Benefits and Outcomes
The replacement of native vegetation cover in a network of bio-corridors brings many benefits including:
- Soil, water and ecosystem health: Interconnected elements of farm landscapes improve: microorganisms and nutrients build up in soil; run-off of agricultural residue into streams is reduced; indigenous flourish and yeasts diversify
- Fauna diversity and resilience: Habitat pathways enable native to move to higher ground to source seasonal food and to respond to increasing temperatures caused by climate change. (Baddaginnie Run has an altitudinal gradient of 200 metres and temperature gradient of about 2°C. Bio-corridors create a valuable hedge against climate change.)
- Flora diversity and resilience: Increased proximity gives native flora better opportunities to cross-pollinate.
- Carbon pools: Permanent native bio-corridors, plus woody agriculture create carbon storage pools in soil and flora.
- Control of weeds, pests, feral animals: Reduction and where possible elimination is key in managing bio-corridor networks.

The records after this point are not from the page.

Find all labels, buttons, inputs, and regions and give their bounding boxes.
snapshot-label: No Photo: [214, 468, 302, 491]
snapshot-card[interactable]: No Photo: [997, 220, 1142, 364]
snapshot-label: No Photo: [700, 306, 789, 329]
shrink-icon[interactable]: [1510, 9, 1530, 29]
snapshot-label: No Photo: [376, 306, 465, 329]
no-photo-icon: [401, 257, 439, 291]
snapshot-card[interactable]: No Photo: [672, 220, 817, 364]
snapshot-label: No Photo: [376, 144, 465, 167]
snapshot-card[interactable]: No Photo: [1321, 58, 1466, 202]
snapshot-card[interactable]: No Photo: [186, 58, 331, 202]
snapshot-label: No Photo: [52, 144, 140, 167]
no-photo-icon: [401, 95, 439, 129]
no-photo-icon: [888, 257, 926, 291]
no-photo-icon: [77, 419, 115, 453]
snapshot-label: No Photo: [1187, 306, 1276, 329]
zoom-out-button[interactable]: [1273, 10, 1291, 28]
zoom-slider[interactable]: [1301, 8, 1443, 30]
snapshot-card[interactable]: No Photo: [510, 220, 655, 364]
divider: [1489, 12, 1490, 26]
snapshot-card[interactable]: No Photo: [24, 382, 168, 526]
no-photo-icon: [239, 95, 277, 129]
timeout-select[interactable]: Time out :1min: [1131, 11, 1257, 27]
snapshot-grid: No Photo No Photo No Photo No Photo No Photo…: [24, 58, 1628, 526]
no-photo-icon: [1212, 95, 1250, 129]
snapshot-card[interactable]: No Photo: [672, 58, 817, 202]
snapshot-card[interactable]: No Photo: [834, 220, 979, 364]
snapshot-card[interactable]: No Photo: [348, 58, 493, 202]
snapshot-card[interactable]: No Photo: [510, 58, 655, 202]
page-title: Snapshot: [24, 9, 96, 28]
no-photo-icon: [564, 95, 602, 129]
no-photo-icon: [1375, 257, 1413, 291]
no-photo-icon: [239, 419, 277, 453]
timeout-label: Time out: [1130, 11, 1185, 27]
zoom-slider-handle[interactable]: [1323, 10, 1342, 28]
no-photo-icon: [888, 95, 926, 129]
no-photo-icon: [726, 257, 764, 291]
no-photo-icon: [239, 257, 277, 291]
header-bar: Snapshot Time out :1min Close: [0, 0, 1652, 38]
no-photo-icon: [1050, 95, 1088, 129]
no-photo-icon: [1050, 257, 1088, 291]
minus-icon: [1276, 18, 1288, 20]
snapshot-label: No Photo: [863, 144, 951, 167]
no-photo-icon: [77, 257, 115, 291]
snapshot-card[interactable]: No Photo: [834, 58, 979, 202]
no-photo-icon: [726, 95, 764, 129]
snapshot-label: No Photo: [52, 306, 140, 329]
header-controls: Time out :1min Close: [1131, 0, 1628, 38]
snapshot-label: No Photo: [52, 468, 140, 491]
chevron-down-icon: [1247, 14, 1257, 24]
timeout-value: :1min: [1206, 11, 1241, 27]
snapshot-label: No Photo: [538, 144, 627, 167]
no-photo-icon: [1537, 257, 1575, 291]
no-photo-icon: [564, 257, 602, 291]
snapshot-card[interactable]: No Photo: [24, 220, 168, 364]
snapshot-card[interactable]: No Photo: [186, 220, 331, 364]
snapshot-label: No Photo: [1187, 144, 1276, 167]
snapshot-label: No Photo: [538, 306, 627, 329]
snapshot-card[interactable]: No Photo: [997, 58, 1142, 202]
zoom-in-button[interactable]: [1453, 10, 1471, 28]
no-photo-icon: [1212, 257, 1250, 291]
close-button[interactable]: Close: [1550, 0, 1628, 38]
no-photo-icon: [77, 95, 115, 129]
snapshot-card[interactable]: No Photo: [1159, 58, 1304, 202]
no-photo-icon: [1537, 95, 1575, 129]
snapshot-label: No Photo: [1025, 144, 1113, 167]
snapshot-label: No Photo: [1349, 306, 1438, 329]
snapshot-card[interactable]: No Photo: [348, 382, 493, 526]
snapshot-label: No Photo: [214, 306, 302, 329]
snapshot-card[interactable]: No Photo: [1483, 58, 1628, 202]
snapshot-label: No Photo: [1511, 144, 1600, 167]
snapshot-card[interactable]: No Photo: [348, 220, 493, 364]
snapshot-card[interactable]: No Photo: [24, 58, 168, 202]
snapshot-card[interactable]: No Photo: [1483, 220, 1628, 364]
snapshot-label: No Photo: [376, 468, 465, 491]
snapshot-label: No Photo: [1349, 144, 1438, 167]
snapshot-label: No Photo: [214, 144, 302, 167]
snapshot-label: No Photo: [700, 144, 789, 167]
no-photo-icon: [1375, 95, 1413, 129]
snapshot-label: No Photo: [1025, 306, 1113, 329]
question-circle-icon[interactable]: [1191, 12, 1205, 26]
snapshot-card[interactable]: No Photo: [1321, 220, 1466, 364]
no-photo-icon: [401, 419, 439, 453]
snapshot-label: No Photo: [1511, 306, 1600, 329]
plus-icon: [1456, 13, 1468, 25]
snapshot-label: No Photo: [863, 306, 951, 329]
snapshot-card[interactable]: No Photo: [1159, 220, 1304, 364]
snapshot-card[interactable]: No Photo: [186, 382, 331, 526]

- Knowledge: Information is being developed and consolidated on the ways to integrate biodiversity and productivity.
District Bio-corridors Web
Our dream is for Baddaginnie Run Bio-corridors to be part of a district-wide bio-corridors network that eventually links into the National Wildlife Corridors Plan. This depends on the interest of other landholders in participating. We respect their diverse views. A valuable first step would be to extend our farm’s bio-corridors two kilometres south, so linking with Strathbogie Ranges’ upland forests. These are home to many creatures that must come down to our plains to source seasonal foods; e.g. robin red breasts.
A more ambitious project is to develop a district network in collaboration with Boho, Warrenbayne, Baddaginnie and Violet Town. In the 1980s Warrenbayne Boho Land Protection Group began a similar ‘Corridors of Green’ project which achieved a lot. But there’s still a long way to go. Now with GIS, and awareness of biodiversity’s central role in farming, new plans are underway.
We aim to create shared maps that record existing areas of native bush (original and replanted) that landholders judge as significant along creeks, roads and dams. Then it’s a matter of identifying bare land between existing bush areas that landholders would like to replantand connect into bio-corridors. With WBLPG support we are trying to source funds to assist with this project.